As women undergo menopause, significant hormonal changes occur, impacting the vaginal environment. These changes include a decrease in pH and a shift in beneficial bacteria. Post-menopausal women may not maintain the right pH balance in their vagina, and when this balance is disturbed, it increases the risk of infections in the urinary tract.

Topical estrogen is an effective treatment for postmenopausal women. It promotes the growth of lactobacillus, lowers vaginal pH, and prevents the vaginal colonization of E. Coli and yeast. Studies have shown that topical estrogen can reduce the incidence of UTIs in postmenopausal women. Vaginal estrogens often have fewer side effects than their oral counterparts and antibiotic therapy.

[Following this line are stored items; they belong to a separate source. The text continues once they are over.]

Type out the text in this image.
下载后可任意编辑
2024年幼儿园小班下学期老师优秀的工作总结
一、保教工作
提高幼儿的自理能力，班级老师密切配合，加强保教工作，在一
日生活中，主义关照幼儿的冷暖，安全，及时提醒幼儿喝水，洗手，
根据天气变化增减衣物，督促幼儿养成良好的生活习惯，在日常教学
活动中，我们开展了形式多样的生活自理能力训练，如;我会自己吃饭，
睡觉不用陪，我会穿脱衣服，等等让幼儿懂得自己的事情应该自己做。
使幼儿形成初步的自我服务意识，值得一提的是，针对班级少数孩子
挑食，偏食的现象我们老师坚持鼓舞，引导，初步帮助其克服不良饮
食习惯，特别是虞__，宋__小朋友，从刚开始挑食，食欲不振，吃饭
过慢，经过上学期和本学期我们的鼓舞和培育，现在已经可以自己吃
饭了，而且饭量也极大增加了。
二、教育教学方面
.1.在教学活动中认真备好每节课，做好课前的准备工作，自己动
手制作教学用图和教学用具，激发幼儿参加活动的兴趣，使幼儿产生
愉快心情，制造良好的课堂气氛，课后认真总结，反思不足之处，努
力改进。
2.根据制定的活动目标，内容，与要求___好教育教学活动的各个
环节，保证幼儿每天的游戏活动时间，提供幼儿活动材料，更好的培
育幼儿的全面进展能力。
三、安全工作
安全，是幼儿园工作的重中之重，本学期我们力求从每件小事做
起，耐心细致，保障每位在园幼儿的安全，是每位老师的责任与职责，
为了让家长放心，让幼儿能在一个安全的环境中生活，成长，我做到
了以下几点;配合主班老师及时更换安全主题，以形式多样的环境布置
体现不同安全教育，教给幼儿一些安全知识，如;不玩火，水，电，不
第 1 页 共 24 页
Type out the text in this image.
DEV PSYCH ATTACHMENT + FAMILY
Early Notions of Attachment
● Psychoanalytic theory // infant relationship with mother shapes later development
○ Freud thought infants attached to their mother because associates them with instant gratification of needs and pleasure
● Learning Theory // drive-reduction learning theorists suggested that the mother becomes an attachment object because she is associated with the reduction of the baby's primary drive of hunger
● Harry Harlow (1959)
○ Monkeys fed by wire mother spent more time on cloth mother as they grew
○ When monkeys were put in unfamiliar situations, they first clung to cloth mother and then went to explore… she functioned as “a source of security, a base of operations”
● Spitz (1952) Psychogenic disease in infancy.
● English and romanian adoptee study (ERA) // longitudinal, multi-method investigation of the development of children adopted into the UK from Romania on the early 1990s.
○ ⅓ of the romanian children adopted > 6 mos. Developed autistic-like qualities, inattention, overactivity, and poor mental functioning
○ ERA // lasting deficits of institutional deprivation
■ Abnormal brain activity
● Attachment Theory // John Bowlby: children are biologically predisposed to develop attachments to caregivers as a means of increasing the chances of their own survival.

Probiotics are also beneficial. They work to restore normal flora and are a proven strategy to reduce the frequency of UTIs. For those experiencing an active infection, vaginal probiotic suppositories can be beneficial. Additionally, taking a high-quality oral probiotic can help prevent further infections. Cranberry extract supplements are recommended for UTI prevention. Cranberries contain compounds that prevent bladder colonization by E. coli and yeast from attaching to the vaginal mucosa. Moreover, cranberry extract possesses anti-inflammatory properties that decrease pathogenic bacteria and lower UTI frequency.

Disclaimer: The information provided is for general informational purposes only and is not intended to be a substitute for professional medical advice, diagnosis, or treatment. Always seek the advice of a physician or another qualified health provider with any questions you may have regarding a medical condition.